The other male shrugs a shoulder. “You should not. I care little. You could rut her on the ground right now and I wouldn’t feel so much as a quiver in my heartspace.
But I think you are not as strong as you pretend to be, Jortan.
I think deep down, you don’t have the backbone for this new life of ours.
Weakness brings our tribe down. One male not doing his part puts a greater burden on all our shoulders.

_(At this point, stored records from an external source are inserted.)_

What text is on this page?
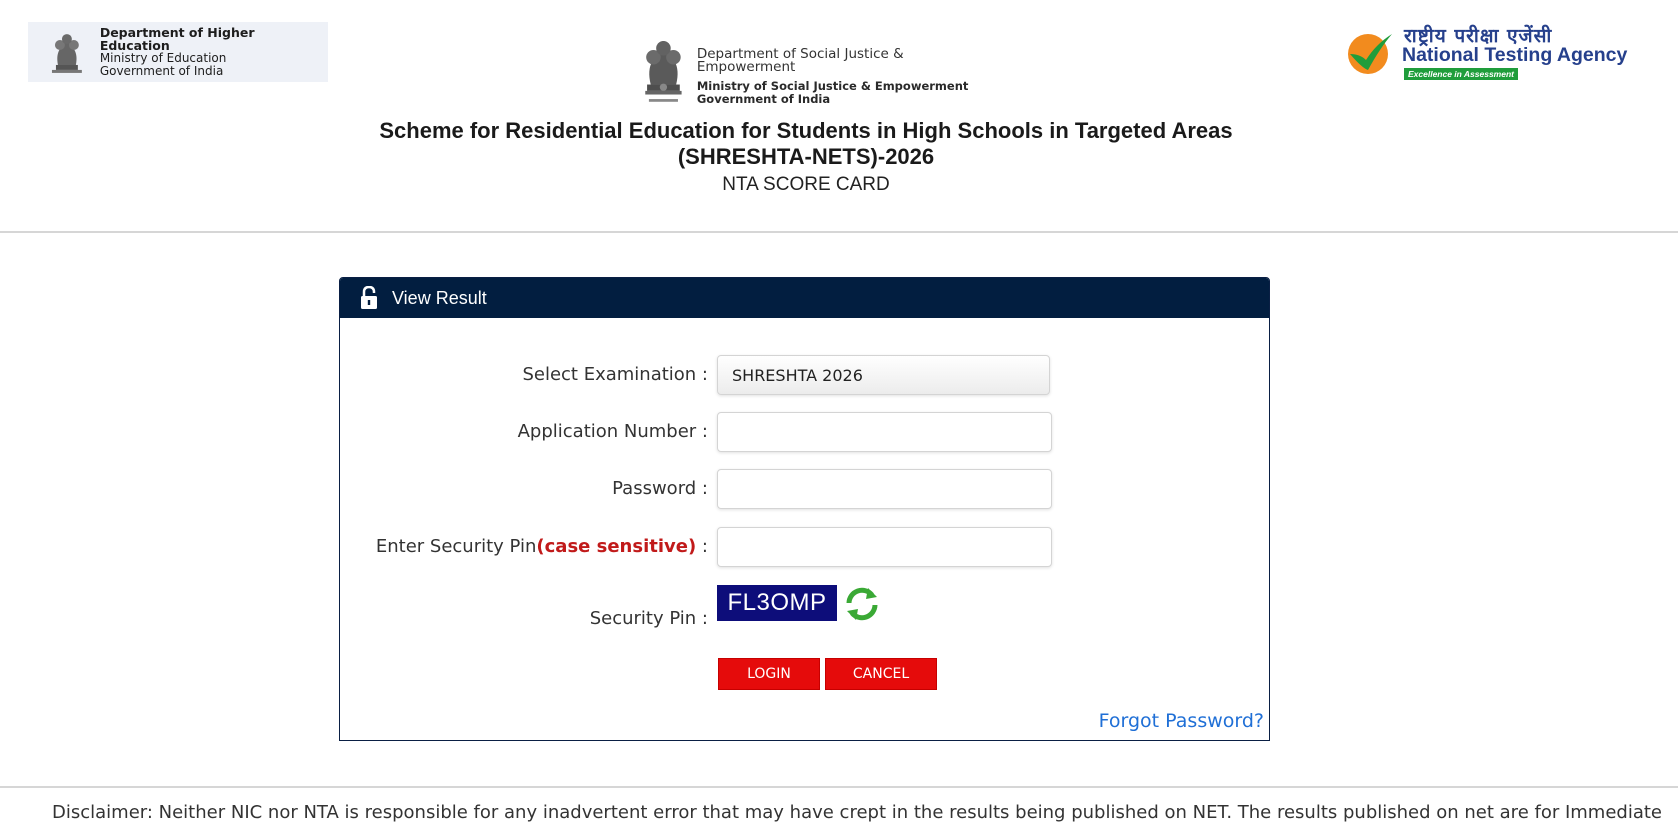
Department of Higher Education
Ministry of Education
Government of India
Department of Social Justice & Empowerment
Ministry of Social Justice & Empowerment
Government of India
राष्ट्रीय परीक्षा एजेंसी
National Testing Agency
Excellence in Assessment
Scheme for Residential Education for Students in High Schools in Targeted Areas (SHRESHTA-NETS)-2026
NTA SCORE CARD
View Result
Select Examination : SHRESHTA 2026
Application Number :
Password :
Enter Security Pin(case sensitive) :
Security Pin :
FL3OMP
LOGIN	CANCEL
Forgot Password?
Disclaimer: Neither NIC nor NTA is responsible for any inadvertent error that may have crept in the results being published on NET. The results published on net are for Immediate
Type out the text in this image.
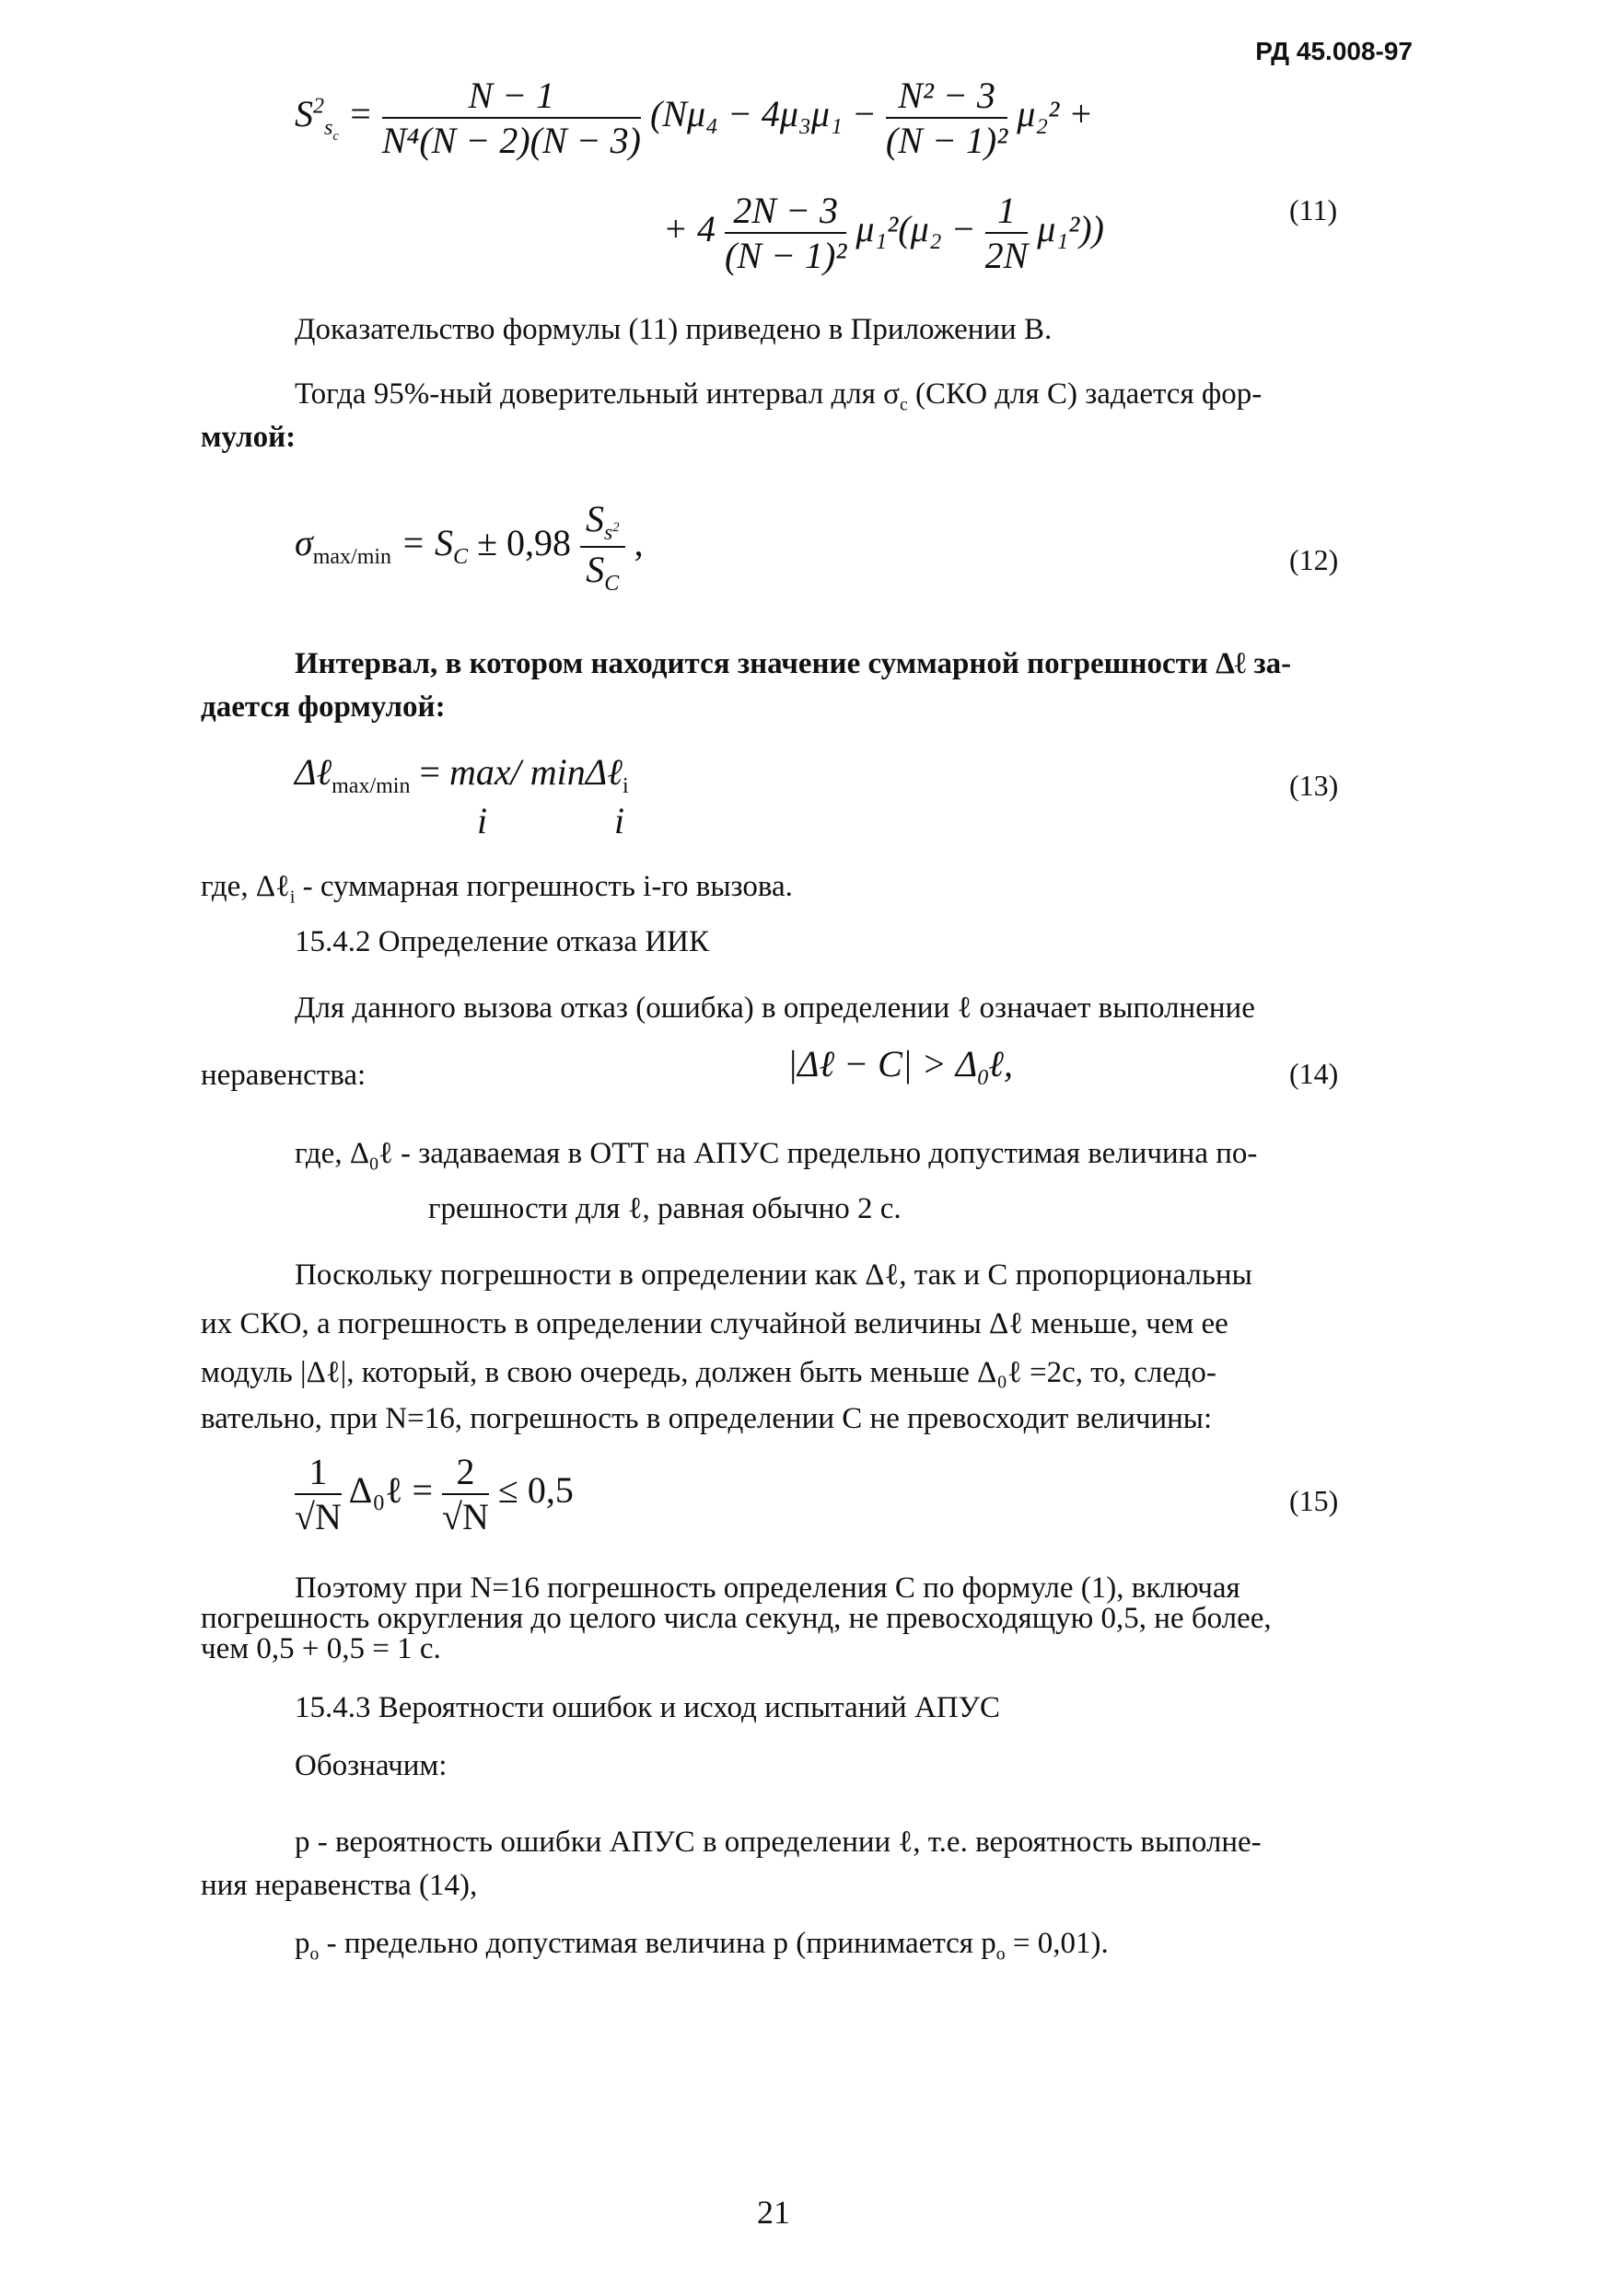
РД 45.008-97
$S^2_{s_c} = \frac{N - 1}{\text{N⁴(N − 2)(N − 3)}} (N\mu_4 - 4\mu_3\mu_1 - \frac{\text{N² − 3}}{\text{(N − 1)²}} \mu_2^2$ +
+ $4 \frac{2N - 3}{\text{(N − 1)²}} \mu_1^2(\mu_2 - \frac{1}{2N} \mu_1^2)$)	(11)
Доказательство формулы (11) приведено в Приложении В.
Тогда 95%-ный доверительный интервал для $\sigma_c$ (СКО для C) задается фор-
мулой:
$\sigma_{max/min} = S_C \pm 0,98 \frac{S_{s^2}}{S_C}$ ,	(12)
Интервал, в котором находится значение суммарной погрешности Δℓ за-
дается формулой:
Δℓ$_{max/min}$ = max/ minΔℓ$_i$
i	i
(13)
где, Δℓ$_i$ - суммарная погрешность i-го вызова.
15.4.2 Определение отказа ИИК
Для данного вызова отказ (ошибка) в определении ℓ означает выполнение
неравенства:	|Δℓ − $C| > \Delta_0\ell$,	(14)
где, $\Delta_0\ell$ - задаваемая в ОТТ на АПУС предельно допустимая величина по-
грешности для ℓ, равная обычно 2 с.
Поскольку погрешности в определении как Δℓ, так и C пропорциональны
их СКО, а погрешность в определении случайной величины Δℓ меньше, чем ее
модуль |Δℓ|, который, в свою очередь, должен быть меньше Δ₀ℓ =2с, то, следо-
вательно, при N=16, погрешность в определении С не превосходит величины:
$\frac{1}{√N}$ Δ₀ℓ = $\frac{2}{√N} \le 0,5$	(15)
Поэтому при N=16 погрешность определения С по формуле (1), включая
погрешность округления до целого числа секунд, не превосходящую 0,5, не более,
чем 0,5 + 0,5 = 1 с.
15.4.3 Вероятности ошибок и исход испытаний АПУС
Обозначим:
p - вероятность ошибки АПУС в определении ℓ, т.е. вероятность выполне-
ния неравенства (14),
$p_o$ - предельно допустимая величина p (принимается $p_o = 0,01$).
21
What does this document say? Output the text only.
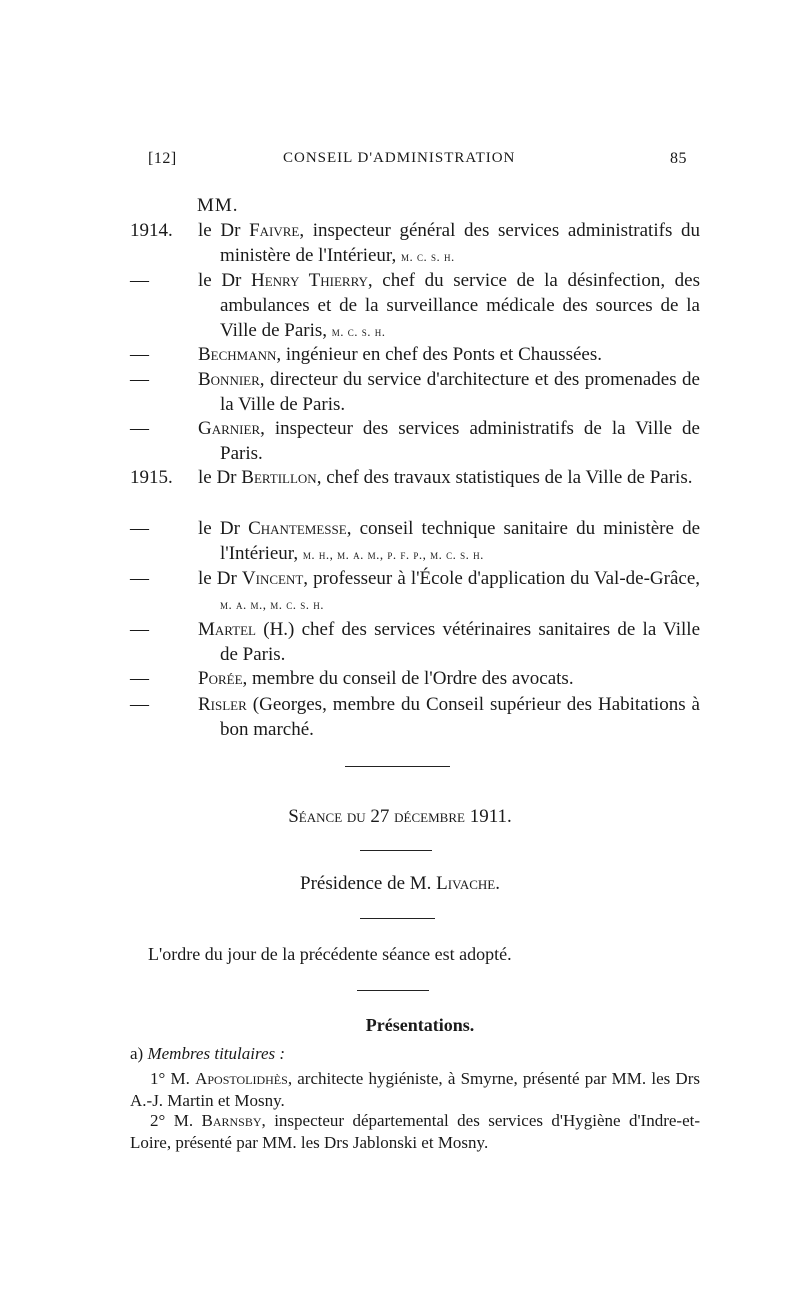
[12]	CONSEIL D'ADMINISTRATION	85
MM.
1914.	le Dr Faivre, inspecteur général des services administratifs du ministère de l'Intérieur, m. c. s. h.
—	le Dr Henry Thierry, chef du service de la désinfection, des ambulances et de la surveillance médicale des sources de la Ville de Paris, m. c. s. h.
—	Bechmann, ingénieur en chef des Ponts et Chaussées.
—	Bonnier, directeur du service d'architecture et des promenades de la Ville de Paris.
—	Garnier, inspecteur des services administratifs de la Ville de Paris.
1915.	le Dr Bertillon, chef des travaux statistiques de la Ville de Paris.
—	le Dr Chantemesse, conseil technique sanitaire du ministère de l'Intérieur, m. h., m. a. m., p. f. p., m. c. s. h.
—	le Dr Vincent, professeur à l'École d'application du Val-de-Grâce, m. a. m., m. c. s. h.
—	Martel (H.) chef des services vétérinaires sanitaires de la Ville de Paris.
—	Porée, membre du conseil de l'Ordre des avocats.
—	Risler (Georges, membre du Conseil supérieur des Habitations à bon marché.
Séance du 27 décembre 1911.
Présidence de M. Livache.
L'ordre du jour de la précédente séance est adopté.
Présentations.
a) Membres titulaires :
1° M. Apostolidhès, architecte hygiéniste, à Smyrne, présenté par MM. les Drs A.-J. Martin et Mosny.
2° M. Barnsby, inspecteur départemental des services d'Hygiène d'Indre-et-Loire, présenté par MM. les Drs Jablonski et Mosny.
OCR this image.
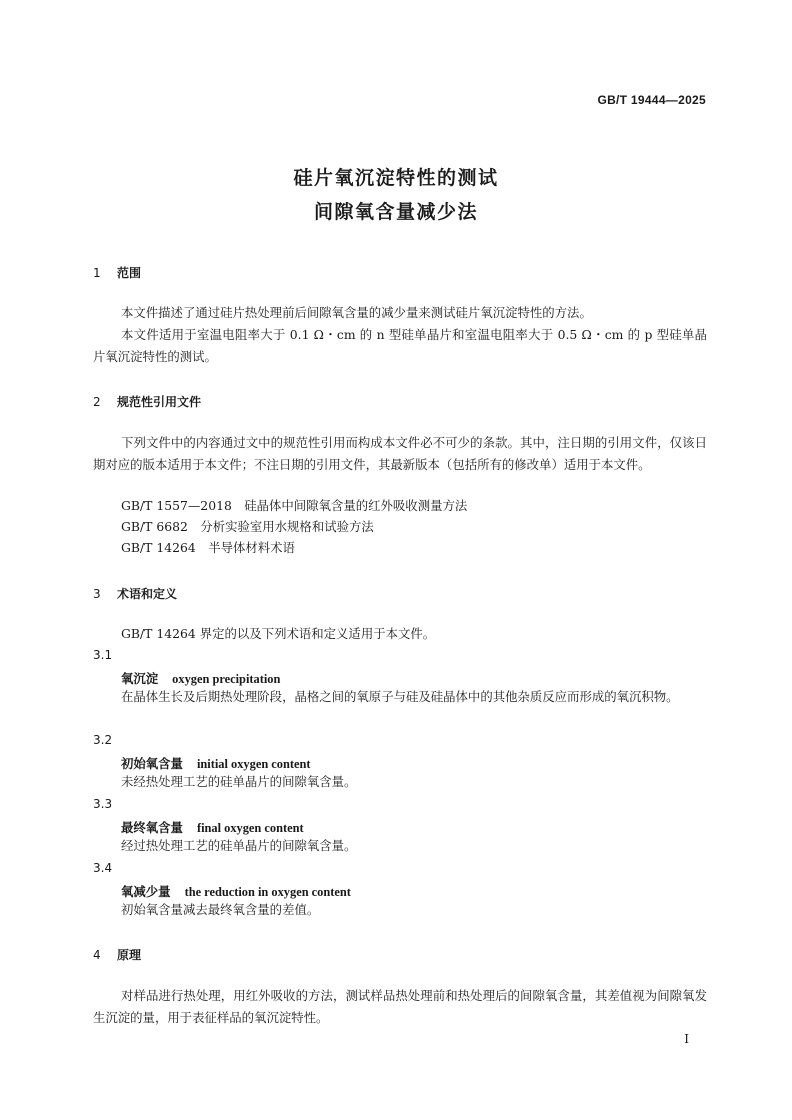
GB/T 19444—2025
硅片氧沉淀特性的测试
间隙氧含量减少法
1 范围
本文件描述了通过硅片热处理前后间隙氧含量的减少量来测试硅片氧沉淀特性的方法。
本文件适用于室温电阻率大于 0.1 Ω・cm 的 n 型硅单晶片和室温电阻率大于 0.5 Ω・cm 的 p 型硅单晶片氧沉淀特性的测试。
2 规范性引用文件
下列文件中的内容通过文中的规范性引用而构成本文件必不可少的条款。其中，注日期的引用文件，仅该日期对应的版本适用于本文件；不注日期的引用文件，其最新版本（包括所有的修改单）适用于本文件。
GB/T 1557—2018　硅晶体中间隙氧含量的红外吸收测量方法
GB/T 6682　分析实验室用水规格和试验方法
GB/T 14264　半导体材料术语
3 术语和定义
GB/T 14264 界定的以及下列术语和定义适用于本文件。
3.1
氧沉淀 oxygen precipitation
在晶体生长及后期热处理阶段，晶格之间的氧原子与硅及硅晶体中的其他杂质反应而形成的氧沉积物。
3.2
初始氧含量 initial oxygen content
未经热处理工艺的硅单晶片的间隙氧含量。
3.3
最终氧含量 final oxygen content
经过热处理工艺的硅单晶片的间隙氧含量。
3.4
氧减少量 the reduction in oxygen content
初始氧含量减去最终氧含量的差值。
4 原理
对样品进行热处理，用红外吸收的方法，测试样品热处理前和热处理后的间隙氧含量，其差值视为间隙氧发生沉淀的量，用于表征样品的氧沉淀特性。
I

And times have been so very hard of late. ”
He toys with his knife as he speaks, idly twirling it between his hands. Jortan does not fail to recognise the implied threat.
“Put your blade away, Sansla. Unless you wish to challenge my lead? Basran gave me command of this excursion, not you.” Jortan puffs out his chest, making himself as big as possible.
He should have the advantage. If the fight was fought fair, one on one.
But this Sansla is a male forged in the seasons that followed the sickness.
I think he will not follow any of the rules that our ancestors upheld.
Honour means nothing when you have no future, no hope.
Sansla merely laughs at Jortan, but he does set his blade back in its place on his belt, turning to a cluster of other hunters. They are all Basran’s tribe, but these four hunters and Sansla are their own unit within it. I do not doubt they are the most dangerous of the group.